"Anônimos falares
Seis minutos! Exatos 360 segundos. Perturbadora meia dúzia de minutos. Relativamente atrasado, caso o encontro às 20h15 não se tornasse um passeio soturno individual. Só. 20h21 e é a moça da recepção, o sorriso da moça da meia-entrada, o motivo da leveza em minha melancolia: entre cinco cigarros e 600ml de Brahma, consumidos em cerca de 30 minutos, e muitos tremores nas mãos, tempo suficiente para descer cerca de metade de uma esquina e retornar ao galpão da companhia teatral Odeon. Eu, 13 pessoas (que se multiplicariam em cerca de 60) e ela, o cabelo curto e cheio dela, o nariz exótico dela, o vestido "tomara que caia" talvez rosa dela, a pele queimada combinando com o traje dela, o olhar reluzente dela, o sorriso largo dela, o meu sorriso em retribuição ao dela. De coadjuvante a protagonista em minha percepção da peça Fala comigo como a chuva, da Companhia Teatro Adulto (adaptação do romance Talk to me like the rain and let me listen, de Tennessee Williams).

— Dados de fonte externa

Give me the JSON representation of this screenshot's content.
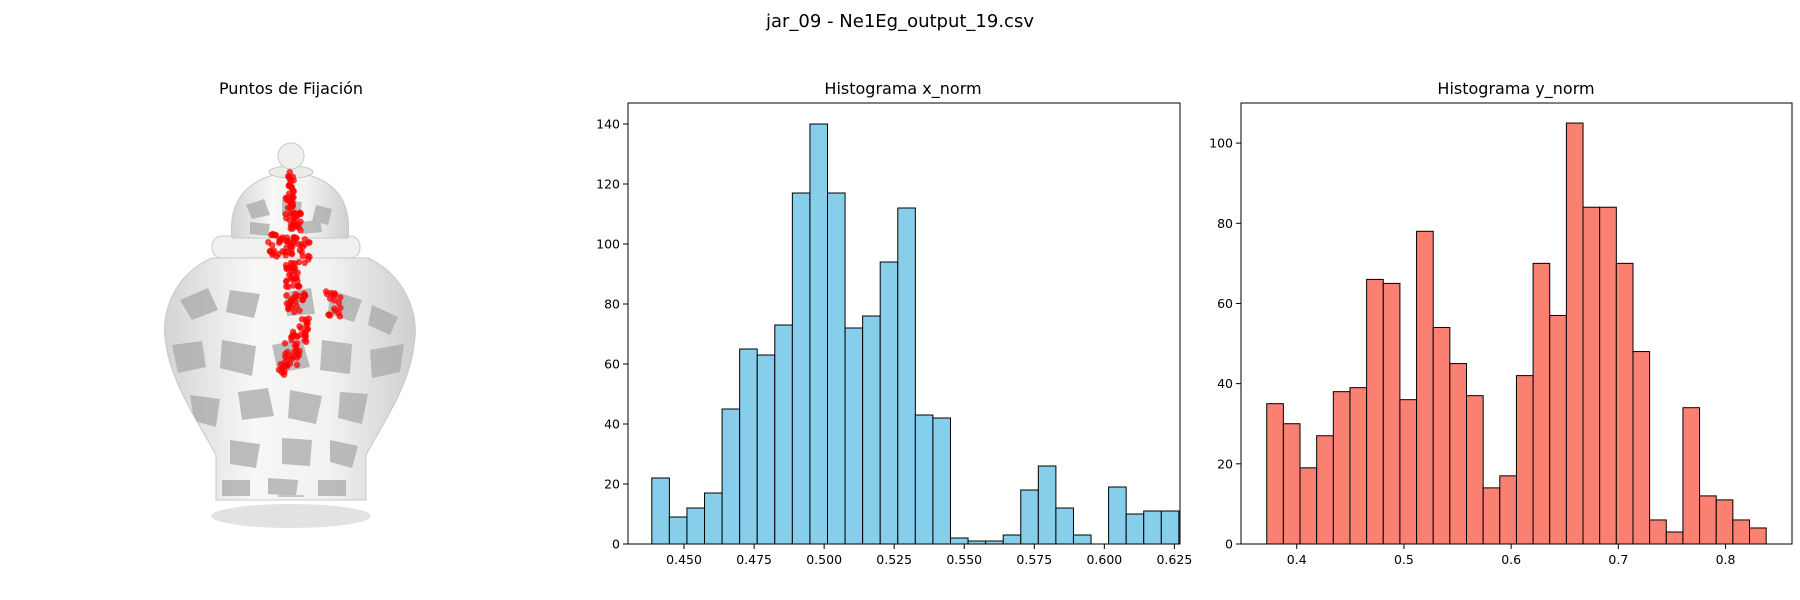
{
  "suptitle": "jar_09 - Ne1Eg_output_19.csv",
  "image_panel": {
    "title": "Puntos de Fijación",
    "point_color": "#ff0000"
  },
  "chart_data": [
    {
      "type": "bar",
      "title": "Histograma x_norm",
      "xlabel": "",
      "ylabel": "",
      "color": "#87ceeb",
      "edgecolor": "#000000",
      "bin_start": 0.4385,
      "bin_width": 0.00627,
      "values": [
        22,
        9,
        12,
        17,
        45,
        65,
        63,
        73,
        117,
        140,
        117,
        72,
        76,
        94,
        112,
        43,
        42,
        2,
        1,
        1,
        3,
        18,
        26,
        12,
        3,
        0,
        19,
        10,
        11,
        11
      ],
      "xlim": [
        0.43,
        0.627
      ],
      "ylim": [
        0,
        147
      ],
      "xticks": [
        0.45,
        0.475,
        0.5,
        0.525,
        0.55,
        0.575,
        0.6,
        0.625
      ],
      "xtick_labels": [
        "0.450",
        "0.475",
        "0.500",
        "0.525",
        "0.550",
        "0.575",
        "0.600",
        "0.625"
      ],
      "yticks": [
        0,
        20,
        40,
        60,
        80,
        100,
        120,
        140
      ],
      "ytick_labels": [
        "0",
        "20",
        "40",
        "60",
        "80",
        "100",
        "120",
        "140"
      ]
    },
    {
      "type": "bar",
      "title": "Histograma y_norm",
      "xlabel": "",
      "ylabel": "",
      "color": "#fa8072",
      "edgecolor": "#000000",
      "bin_start": 0.372,
      "bin_width": 0.01553,
      "values": [
        35,
        30,
        19,
        27,
        38,
        39,
        66,
        65,
        36,
        78,
        54,
        45,
        37,
        14,
        17,
        42,
        70,
        57,
        105,
        84,
        84,
        70,
        48,
        6,
        3,
        34,
        12,
        11,
        6,
        4
      ],
      "xlim": [
        0.348,
        0.862
      ],
      "ylim": [
        0,
        110
      ],
      "xticks": [
        0.4,
        0.5,
        0.6,
        0.7,
        0.8
      ],
      "xtick_labels": [
        "0.4",
        "0.5",
        "0.6",
        "0.7",
        "0.8"
      ],
      "yticks": [
        0,
        20,
        40,
        60,
        80,
        100
      ],
      "ytick_labels": [
        "0",
        "20",
        "40",
        "60",
        "80",
        "100"
      ]
    }
  ]
}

Na mini-meia-arena, três fileiras centrais, cheias. Nas laterais, uma de fronte a outra, por volta de seis sujeitos numa e noutra duas mulheres, eu e, na bancada abaixo, a moça. Ao som de trilha francesa, dramática, o frisson provocado pela beleza obscura de Samira Ávila, intérprete - branca, magra, esguia, de seios quase medianos, olhar fundo, nariz afilado e longo, compridos cabelos negros, lisos e com franja – de Poliana, Brisa, Luíza ou qualquer que seja a personificação do desespero feminino. Garrafas acumuladas ao pé do televisor, ao lado de duas camas vazias, num quarto gélido. Noites em claro, entre garrafadas de água, imersa num tédio tamanho. Esse, impossível de ser quebrado, nem mesmo pelas simulações de luta marcial (chutes, socos e histéricos gritos, que não despertaram o mesmo efeito que a gargalhada unívoca e natural da recepcionista) do homem de trinta e poucos anos, bêbado, que acabara de chegar declamando sua madrugada na orgia. Ele, o desespero existencial masculino. A dureza de mais um dia por vir. A luz, chapada, arrombando a retina, em mais uma assustadora manhã que raia para o casal, que há muito já é dois. Sós.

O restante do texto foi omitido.